There are quite a few new parts here; we have defined a post model and three simple attributes. Each attribute has a type and value that determines how it is generated. Specifying RandomData for the type allows us to generate a rich set of mock data.

We chose to generate a v4 UUID for our id property using the UUID4 value, a single sentence of lorem ipsum text for our title with the Sentence value, and a single paragraph of lorem ipsum text for our contents.

This is enough to get started, but there are a few different values for type that can come in handy, and a way to specify options for complex types in the value position of a RandomData attribute.

Using Complex Types

Sometimes we want a bit of control over the sorts of data that get generated. For example, we might want a value to be anything within a range. We may also sometimes just want to include static, predetermined data in our models; Complex types provide syntax to customise the output value. In the following example, we'll build upon the previous example by generating a cover image of a certain size to show alongside our post:

{
  "models": {
    "post": {
      "id": {
        "type": "RandomData",
        "value": "UUID4"
      },
      "title": {
        "type": "RandomData",
        "value": "Sentence"
      },
      "contents": {
        "type": "RandomData",
        "value": "Paragraph"
      },
      "cover_image": {
        "type": "RandomData",
        "value": {
          "LoremPicsum": {
            "width": 1920,
            "height": 1080
          }
        }
      }
    }
  }
}

By adding the cover_image attribute, we now have a lorem picsum URL that will render a 1080p image.

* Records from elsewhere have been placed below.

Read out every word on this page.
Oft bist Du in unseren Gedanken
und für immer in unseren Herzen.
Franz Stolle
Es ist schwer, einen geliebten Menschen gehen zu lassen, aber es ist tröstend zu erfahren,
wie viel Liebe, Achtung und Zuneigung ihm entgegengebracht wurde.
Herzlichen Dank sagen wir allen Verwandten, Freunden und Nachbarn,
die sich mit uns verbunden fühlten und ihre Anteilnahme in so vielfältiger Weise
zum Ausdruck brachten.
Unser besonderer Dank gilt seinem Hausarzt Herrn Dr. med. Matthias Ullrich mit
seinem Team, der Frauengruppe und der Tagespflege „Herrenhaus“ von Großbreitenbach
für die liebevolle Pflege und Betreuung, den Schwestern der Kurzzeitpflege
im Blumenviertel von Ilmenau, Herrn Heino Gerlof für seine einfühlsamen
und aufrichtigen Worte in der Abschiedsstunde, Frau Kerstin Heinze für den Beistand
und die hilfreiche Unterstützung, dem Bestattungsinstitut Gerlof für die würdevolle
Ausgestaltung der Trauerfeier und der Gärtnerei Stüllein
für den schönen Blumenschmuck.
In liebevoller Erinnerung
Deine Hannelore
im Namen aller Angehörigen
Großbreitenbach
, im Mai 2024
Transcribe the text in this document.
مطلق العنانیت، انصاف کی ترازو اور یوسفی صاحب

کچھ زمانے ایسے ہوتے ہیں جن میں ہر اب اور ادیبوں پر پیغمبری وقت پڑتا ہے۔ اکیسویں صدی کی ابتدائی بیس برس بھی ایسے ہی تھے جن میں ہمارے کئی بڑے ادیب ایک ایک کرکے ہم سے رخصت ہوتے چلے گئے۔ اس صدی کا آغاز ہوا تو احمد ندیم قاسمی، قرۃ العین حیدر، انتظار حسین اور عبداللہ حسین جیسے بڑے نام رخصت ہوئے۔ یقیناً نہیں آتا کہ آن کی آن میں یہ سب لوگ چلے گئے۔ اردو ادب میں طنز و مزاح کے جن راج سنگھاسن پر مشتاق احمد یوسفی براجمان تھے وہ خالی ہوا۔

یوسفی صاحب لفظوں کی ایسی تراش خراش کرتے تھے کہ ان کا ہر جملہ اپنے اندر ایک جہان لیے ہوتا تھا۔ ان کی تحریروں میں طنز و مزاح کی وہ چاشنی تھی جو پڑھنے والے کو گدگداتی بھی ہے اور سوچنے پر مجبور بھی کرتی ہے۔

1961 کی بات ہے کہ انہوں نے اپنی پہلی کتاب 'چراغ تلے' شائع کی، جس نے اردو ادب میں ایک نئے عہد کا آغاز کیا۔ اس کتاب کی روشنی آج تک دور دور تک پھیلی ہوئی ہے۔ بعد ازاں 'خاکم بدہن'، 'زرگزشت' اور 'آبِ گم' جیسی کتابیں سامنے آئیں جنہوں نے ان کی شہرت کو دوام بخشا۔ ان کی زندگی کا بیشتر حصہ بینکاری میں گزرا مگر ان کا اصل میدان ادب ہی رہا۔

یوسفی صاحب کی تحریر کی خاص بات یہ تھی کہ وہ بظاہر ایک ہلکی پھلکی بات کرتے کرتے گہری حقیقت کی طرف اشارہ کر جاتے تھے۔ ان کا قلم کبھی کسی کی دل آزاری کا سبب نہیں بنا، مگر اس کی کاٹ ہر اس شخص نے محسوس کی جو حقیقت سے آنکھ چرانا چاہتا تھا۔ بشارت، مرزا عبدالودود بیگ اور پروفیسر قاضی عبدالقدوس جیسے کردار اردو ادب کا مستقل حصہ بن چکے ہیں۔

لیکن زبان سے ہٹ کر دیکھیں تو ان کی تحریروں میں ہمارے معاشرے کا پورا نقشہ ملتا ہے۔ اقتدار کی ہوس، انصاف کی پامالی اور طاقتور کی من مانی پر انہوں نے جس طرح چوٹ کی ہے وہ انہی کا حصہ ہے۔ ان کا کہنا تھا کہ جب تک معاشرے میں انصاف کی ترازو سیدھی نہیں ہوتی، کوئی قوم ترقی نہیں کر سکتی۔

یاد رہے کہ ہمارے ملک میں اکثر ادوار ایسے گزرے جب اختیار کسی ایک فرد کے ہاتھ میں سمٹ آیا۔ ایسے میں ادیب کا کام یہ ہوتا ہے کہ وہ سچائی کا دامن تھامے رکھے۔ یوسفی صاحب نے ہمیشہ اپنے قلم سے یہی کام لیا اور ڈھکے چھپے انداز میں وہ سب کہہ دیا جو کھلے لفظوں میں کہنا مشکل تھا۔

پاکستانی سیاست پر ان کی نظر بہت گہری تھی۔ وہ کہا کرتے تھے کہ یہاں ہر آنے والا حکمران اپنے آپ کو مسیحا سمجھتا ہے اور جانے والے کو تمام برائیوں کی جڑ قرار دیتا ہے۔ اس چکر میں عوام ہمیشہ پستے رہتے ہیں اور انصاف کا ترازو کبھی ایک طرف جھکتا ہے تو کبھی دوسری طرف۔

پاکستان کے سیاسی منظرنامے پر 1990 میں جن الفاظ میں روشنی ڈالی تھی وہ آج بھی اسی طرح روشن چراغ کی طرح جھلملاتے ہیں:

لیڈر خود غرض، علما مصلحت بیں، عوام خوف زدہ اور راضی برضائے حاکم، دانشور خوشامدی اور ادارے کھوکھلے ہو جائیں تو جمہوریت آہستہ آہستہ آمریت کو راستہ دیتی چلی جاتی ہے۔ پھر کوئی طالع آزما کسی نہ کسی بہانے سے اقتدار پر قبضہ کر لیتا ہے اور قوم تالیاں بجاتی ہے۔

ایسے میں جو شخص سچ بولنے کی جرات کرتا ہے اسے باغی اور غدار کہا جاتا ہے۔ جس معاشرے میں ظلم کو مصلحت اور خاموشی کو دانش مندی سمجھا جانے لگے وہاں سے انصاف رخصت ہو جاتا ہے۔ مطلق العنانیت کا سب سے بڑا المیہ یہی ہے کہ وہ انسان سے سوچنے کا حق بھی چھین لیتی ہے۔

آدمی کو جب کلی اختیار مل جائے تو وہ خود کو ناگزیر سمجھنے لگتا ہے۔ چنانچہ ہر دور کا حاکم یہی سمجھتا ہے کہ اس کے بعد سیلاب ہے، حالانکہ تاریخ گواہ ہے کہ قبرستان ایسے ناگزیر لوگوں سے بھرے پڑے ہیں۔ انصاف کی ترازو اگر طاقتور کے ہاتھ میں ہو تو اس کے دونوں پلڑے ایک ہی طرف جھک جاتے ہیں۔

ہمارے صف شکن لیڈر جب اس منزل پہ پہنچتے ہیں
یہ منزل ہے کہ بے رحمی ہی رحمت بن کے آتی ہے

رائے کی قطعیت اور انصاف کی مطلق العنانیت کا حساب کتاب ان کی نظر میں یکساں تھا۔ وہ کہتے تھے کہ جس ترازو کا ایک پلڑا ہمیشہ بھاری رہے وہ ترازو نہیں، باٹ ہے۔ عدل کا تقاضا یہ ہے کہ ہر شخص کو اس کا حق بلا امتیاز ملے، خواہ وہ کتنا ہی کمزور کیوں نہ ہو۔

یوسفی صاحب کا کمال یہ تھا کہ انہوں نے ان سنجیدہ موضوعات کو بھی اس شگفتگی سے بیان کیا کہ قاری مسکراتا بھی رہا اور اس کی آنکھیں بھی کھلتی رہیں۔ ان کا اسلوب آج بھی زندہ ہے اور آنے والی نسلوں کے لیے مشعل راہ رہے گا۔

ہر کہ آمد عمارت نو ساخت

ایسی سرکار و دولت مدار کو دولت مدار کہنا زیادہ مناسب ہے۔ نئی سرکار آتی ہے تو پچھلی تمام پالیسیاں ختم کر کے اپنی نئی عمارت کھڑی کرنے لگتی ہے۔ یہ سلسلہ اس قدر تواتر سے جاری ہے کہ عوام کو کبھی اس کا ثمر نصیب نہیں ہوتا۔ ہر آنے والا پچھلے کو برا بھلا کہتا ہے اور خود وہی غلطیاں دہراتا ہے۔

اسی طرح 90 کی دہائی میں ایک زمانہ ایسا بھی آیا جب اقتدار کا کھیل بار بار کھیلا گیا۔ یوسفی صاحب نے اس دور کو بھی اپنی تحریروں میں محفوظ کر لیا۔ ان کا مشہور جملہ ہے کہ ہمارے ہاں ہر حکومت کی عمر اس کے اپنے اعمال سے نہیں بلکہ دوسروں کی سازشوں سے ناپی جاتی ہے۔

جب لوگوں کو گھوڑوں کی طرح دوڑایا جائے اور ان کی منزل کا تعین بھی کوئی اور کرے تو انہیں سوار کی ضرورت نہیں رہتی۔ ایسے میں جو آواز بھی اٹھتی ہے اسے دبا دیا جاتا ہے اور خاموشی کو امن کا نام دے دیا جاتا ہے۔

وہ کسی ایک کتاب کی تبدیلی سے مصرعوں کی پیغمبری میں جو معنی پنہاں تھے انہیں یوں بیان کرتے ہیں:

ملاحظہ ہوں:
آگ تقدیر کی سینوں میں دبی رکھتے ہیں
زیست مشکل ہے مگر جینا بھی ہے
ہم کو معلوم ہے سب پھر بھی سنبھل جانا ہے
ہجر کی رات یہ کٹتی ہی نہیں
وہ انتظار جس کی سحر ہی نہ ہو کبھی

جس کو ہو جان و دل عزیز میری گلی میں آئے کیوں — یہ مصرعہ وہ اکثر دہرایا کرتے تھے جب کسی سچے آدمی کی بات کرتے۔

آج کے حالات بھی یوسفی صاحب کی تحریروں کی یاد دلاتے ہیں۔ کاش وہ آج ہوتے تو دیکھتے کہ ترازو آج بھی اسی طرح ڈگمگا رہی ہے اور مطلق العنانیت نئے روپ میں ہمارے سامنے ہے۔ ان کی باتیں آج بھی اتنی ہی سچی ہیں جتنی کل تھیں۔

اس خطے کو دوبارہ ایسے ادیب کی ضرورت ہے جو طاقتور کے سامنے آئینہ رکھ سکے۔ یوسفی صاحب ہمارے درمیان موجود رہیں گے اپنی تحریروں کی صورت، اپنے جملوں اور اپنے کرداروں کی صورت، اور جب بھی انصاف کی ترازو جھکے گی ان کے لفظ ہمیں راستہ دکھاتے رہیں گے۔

In order to specify a type with options, we need to nest the definition within braces due to the nature of the JSON syntax. This is subject to change before 1.0.0 depending on the shape of an alternative method. A list of available RandomData types can be found here

Generating Data

Now that you have your model definition, there are a few things you can do to actual generate the data. This section will assume that you have saved either of the previous model definitions in a file called spec.json in your current working directory.

If you run the command mockery post output, Mockery.rs will create a file called output/post.csv which contains a single post. You can generate more than one post by specifying -n <number>; for example mockery post output -n 1000 will generate a post.csv file that contains 1000 mock posts.

There's something strange about the rows though...the data isn't always in the same order on each row!

Mockery.rs doesn't generate or store the data in an ordered manner internally, so you need to add another section to your spec.json file if you want the CSV output to be ordered. This isn't factored in when generating a JSON output, because ordering shouldn't matter for a JSON file. If you have a usecase for ordering the keys in JSON output, please open an issue with more information.

Adding a serialize key to the root of your spec.json file allows you to specify the property ordering for each model. Be careful though; if you specify an order for a given model, only the keys that you list will be present in the output.

{
  "serialize": {
    "post": [
      "id",
      "title",
      "contents",
      "cover_image"
    ]
  },
  "models": {
    "post": {
      "...": "..."
    }
  }
}

Now, when the output generates a CSV file, the post model will have all attributes ordered as listed. This output method is good for insertion into a relational database, as many RDBMS systems have some form of CSV import that is faster than traditional insertion queries.

If you wanted to output formatted json, though, you might want to run mockery post output -t json -n 1000 -p; this will create an output/post.json file that includes 1000 pretty-printed posts wrapped in an array. This output format is quite easy to skim through by eye, and omitting the -p flag will output a concise JSON format that can easily be used as part of a mock API.